Our industry is at a pivotal point. The materials that sustained the recycling system in the past are gone or diminishing. Newspaper has all but vanished. Laundry detergent is now routinely delivered in pods. Plastic containers have been so successfully lightweighted that recycling entities must collect more to produce the same value. And an astonishing amount of product is now sold in non-recyclable flexible pouches.
Clearly, we’re now in desperate need of a “pencil sketch” to help us plan the future.
Danger in relying on standbys of the past
The notion of innovative ideas is always important, but it’s even more so right now because some recycling stakeholders seem to bent on looking backward. Some folks who spoke at the Waste Management event implied they want to return to the past and only collect what’s remaining of our diminishing historical mix of materials. They cite China’s import ban and stringent contamination limits as reason to pull back on our attempts to recover more.
It is a common reaction to defer to the lowest common denominator when facing uncertainty, but in this case, such a move could be a huge mistake. The concept reminds me of the financial strategy of saving one’s way to prosperity, which doesn’t usually work. By turning to abandoning innovative ideas about how to manage the waste stream, we lose critical mass and enter a rapid downward spiral. It doesn’t help that many of the commodity prices for recycled materials are extremely volatile and are currently being depressed by the low price of oil, a strong U.S. dollar and the Chinese market restrictions.
However, what everyone seems to agree on is the fact we haven’t invested collectively in our recycled materials streams. “We the industry” need to put real resources behind collection, sortation, reprocessing and the creation of end markets for recovered materials. How do we provide stable funding mechanisms to do this? Perhaps that’s the starting point for our pencil sketch.
Looking through lens of flexible film
We can use the example of flexible film packaging to highlight some of the industry’s current difficulties as well as the type of planning and action necessary to move the needle.
Flexible pouches have a low environmental footprint because they use a small amount of material to convey and protect products. Most are not recyclable today. The Sustainable Packaging Coalition, an organization I help lead, has a How2Recycle Store Drop-Off label for collection of polyethylene films for recycling, including a small number of qualifying PE pouches. This works as a collection system, but not all consumers are prepared to return their films and bags to retail stores.

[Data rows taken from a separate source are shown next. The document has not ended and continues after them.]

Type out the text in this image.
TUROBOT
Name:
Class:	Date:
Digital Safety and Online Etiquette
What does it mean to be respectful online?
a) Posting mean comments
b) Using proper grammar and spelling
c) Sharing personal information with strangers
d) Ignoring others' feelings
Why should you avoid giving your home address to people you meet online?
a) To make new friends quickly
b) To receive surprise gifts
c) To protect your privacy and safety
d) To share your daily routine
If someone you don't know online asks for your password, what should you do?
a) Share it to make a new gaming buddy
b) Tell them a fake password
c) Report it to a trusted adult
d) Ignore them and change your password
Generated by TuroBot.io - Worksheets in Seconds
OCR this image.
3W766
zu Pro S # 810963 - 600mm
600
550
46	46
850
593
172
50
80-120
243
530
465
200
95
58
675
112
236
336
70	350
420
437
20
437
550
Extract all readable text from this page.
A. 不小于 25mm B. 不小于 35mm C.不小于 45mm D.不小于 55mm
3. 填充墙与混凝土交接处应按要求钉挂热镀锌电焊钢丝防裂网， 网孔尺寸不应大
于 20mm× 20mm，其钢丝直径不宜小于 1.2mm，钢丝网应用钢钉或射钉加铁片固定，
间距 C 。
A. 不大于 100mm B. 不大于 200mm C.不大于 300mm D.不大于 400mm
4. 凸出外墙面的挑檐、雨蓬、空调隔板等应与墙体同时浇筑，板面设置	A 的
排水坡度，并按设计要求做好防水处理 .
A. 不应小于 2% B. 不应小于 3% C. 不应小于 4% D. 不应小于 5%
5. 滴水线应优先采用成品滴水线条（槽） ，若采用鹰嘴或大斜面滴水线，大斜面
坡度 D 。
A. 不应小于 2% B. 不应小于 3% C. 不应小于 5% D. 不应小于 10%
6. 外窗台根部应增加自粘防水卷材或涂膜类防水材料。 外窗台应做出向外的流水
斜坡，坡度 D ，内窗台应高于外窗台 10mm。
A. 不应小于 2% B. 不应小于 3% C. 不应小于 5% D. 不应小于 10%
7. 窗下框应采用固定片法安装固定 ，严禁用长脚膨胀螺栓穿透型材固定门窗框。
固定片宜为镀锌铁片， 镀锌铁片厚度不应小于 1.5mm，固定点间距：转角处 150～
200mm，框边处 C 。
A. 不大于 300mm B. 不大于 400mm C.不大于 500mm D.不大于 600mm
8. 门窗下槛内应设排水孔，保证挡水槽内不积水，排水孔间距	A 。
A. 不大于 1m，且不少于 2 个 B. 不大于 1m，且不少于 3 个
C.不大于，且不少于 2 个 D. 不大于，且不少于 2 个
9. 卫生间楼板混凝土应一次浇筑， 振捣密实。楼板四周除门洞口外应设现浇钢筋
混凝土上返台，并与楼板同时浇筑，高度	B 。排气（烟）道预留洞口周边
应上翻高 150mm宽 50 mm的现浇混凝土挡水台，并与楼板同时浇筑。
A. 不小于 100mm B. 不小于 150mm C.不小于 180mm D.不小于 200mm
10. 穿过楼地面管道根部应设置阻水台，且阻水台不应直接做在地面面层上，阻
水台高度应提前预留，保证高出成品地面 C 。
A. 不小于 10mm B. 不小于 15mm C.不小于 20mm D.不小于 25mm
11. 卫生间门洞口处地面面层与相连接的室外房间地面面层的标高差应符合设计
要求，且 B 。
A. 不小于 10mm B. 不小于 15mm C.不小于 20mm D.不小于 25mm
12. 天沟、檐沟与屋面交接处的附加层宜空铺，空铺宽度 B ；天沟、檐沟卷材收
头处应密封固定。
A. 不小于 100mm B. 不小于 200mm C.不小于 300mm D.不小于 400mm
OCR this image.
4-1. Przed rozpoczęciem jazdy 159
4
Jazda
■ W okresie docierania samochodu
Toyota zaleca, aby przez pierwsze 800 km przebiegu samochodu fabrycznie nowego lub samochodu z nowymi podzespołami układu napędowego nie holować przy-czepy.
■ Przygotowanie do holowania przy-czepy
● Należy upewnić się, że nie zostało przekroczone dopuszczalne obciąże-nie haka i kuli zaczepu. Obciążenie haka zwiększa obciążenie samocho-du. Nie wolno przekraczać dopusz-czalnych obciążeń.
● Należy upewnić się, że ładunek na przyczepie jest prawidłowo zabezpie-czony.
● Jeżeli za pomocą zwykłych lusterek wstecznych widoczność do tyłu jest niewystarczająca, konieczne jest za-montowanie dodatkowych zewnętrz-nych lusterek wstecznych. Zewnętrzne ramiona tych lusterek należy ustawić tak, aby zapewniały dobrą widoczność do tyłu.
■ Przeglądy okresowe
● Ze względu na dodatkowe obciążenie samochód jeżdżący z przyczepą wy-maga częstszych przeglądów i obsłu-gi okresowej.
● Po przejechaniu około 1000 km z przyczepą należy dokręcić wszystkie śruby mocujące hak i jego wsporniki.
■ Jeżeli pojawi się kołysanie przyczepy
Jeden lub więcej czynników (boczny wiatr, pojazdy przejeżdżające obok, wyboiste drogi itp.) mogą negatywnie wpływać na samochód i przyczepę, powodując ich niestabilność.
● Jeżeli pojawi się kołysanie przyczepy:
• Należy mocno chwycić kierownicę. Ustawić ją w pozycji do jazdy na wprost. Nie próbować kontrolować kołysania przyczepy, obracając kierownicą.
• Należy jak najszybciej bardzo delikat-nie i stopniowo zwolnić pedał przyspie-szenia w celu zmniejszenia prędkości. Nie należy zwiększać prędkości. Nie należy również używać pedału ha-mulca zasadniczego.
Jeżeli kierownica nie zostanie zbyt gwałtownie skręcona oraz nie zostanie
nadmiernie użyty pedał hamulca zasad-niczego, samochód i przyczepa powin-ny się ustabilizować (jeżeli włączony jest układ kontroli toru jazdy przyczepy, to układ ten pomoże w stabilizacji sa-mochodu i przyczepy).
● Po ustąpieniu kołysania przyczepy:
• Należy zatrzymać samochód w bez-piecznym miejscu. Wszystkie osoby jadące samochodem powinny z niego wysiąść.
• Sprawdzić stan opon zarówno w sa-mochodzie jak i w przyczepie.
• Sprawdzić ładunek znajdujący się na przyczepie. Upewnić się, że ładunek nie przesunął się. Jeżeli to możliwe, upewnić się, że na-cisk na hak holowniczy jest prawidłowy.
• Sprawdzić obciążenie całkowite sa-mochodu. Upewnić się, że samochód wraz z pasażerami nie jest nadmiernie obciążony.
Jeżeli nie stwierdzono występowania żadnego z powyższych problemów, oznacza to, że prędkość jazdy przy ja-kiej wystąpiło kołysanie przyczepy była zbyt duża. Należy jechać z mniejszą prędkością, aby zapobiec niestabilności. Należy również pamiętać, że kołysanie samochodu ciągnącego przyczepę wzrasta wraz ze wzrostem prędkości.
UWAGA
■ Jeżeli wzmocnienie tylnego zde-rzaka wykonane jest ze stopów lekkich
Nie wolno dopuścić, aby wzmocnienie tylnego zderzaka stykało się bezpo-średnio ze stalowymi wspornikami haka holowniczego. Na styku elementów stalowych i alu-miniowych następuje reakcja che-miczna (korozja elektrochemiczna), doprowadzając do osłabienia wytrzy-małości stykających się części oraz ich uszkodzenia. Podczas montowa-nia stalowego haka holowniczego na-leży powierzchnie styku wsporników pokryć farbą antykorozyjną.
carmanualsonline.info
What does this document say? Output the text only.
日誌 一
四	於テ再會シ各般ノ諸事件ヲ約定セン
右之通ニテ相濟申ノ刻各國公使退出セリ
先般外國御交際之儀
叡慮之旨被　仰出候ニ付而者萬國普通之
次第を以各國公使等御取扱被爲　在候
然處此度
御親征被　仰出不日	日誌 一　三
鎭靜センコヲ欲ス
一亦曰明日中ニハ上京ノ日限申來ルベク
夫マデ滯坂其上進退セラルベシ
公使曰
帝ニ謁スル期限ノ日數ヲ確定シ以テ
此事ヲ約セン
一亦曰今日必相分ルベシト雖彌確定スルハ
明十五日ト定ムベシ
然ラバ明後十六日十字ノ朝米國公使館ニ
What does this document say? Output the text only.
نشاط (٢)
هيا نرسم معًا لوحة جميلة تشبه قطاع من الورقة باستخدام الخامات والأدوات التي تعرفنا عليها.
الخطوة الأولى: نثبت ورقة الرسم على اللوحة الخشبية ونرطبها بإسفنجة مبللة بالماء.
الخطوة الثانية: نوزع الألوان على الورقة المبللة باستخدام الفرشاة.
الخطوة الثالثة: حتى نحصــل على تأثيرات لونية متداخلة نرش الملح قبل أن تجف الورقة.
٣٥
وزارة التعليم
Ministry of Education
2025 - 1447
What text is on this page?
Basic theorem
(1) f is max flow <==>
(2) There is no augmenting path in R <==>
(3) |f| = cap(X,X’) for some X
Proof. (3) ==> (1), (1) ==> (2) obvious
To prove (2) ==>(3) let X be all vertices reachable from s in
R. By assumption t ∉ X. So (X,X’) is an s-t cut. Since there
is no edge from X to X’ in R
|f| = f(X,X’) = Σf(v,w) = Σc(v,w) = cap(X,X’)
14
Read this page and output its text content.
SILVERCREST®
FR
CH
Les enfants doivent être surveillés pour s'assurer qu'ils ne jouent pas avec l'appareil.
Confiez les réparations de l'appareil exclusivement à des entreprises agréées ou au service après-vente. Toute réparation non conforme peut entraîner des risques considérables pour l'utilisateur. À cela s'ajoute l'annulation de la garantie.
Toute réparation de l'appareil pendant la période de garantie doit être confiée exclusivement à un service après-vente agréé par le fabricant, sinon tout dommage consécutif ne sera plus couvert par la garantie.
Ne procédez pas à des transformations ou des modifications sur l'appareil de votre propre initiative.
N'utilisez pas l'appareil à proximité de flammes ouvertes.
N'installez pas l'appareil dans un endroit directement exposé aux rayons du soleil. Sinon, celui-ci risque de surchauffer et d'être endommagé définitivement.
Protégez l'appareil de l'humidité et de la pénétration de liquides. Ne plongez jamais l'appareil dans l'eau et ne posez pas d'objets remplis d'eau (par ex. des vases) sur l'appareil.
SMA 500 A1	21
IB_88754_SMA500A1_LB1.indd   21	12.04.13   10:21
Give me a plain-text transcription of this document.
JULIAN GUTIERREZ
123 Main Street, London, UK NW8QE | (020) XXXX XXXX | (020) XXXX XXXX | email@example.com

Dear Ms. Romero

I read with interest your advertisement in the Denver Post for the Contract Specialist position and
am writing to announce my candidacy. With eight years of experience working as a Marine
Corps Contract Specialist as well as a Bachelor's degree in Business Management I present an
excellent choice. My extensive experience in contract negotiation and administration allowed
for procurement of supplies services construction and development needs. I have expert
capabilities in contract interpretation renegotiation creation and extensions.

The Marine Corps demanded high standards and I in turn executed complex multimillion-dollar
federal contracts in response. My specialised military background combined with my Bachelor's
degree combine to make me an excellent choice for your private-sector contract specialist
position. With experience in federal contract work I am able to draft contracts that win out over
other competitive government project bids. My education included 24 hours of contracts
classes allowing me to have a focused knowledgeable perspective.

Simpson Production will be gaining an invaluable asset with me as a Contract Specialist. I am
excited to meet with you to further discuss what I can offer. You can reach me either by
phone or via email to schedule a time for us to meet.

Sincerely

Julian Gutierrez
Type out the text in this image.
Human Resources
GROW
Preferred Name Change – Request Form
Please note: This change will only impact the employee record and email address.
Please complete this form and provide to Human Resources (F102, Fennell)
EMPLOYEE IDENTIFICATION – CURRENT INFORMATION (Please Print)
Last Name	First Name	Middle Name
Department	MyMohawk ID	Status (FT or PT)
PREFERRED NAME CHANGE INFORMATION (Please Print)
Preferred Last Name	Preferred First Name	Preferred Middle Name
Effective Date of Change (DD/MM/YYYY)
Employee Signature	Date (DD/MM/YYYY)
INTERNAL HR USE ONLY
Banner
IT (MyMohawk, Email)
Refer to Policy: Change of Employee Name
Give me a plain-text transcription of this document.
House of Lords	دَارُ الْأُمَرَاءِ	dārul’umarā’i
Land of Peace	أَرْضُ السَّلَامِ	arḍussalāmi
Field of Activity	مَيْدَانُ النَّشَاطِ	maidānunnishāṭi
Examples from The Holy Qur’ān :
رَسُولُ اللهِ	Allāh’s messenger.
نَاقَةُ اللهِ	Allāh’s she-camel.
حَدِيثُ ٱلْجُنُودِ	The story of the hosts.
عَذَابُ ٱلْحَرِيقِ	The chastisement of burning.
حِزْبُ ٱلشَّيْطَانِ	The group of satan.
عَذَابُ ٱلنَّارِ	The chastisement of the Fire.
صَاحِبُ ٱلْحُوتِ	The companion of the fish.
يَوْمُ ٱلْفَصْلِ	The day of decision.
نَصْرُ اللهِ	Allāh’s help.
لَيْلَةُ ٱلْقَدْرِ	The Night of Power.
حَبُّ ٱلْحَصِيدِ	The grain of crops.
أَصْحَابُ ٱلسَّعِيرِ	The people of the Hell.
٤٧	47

How might we create a better way? There are a few pilot projects looking at the issue.
The Material Recovery for the Future (MRFF) project is trying to determine if films can be sorted and baled effectively with the addition of existing new technology to current facilities. At the same time, the Hefty Energy Bag program is now expanding to new cities where residents can put all their films and other low value plastics into a bright bag for collection with their recyclables. The bag allows the facility to separate the material easily from other more valuable materials.
Once we have solved collection and sortation we will need to focus on reprocessing. Today we have built good recycling processing capacity for some plastics (PET, PE and PP), metals and paper. We haven’t done a good job for flexible films. The multiple layers used in the packaging are there to provide performance and extended shelf-life. This makes mechanical recycling difficult. Recently new concepts around chemical recycling have been emerging. This will likely be critical to our ability to effectively recover films in the future.
I would suggest we need more pilot programs. We need to explore how we might reinvent collection and fund our sortation facilities to become more flexible and responsive to changes in consumer goods packaging.
Thinking in terms of more, not less
We need to collect more materials, not less, while at the same time reducing contamination. We need to think about how we can add foodservice packaging, small items, pouches and food waste into our recovery infrastructure. We need to continue to teach consumers what to keep out of recycling bins and what to put in.
What if we started over and designed new concepts for how we might collect, sort and reprocess based on an understanding of where we want to go and what we can realistically imagine the waste stream will look like? What is the “job” we want our recovery system to do? Is it only transactional or is there more?
These are big questions, and the answers won’t come easy. But unless we put pencil to paper – or a napkin – and think in expansive terms, we’re going to be stuck with stale ideas and diminishing returns on our investments.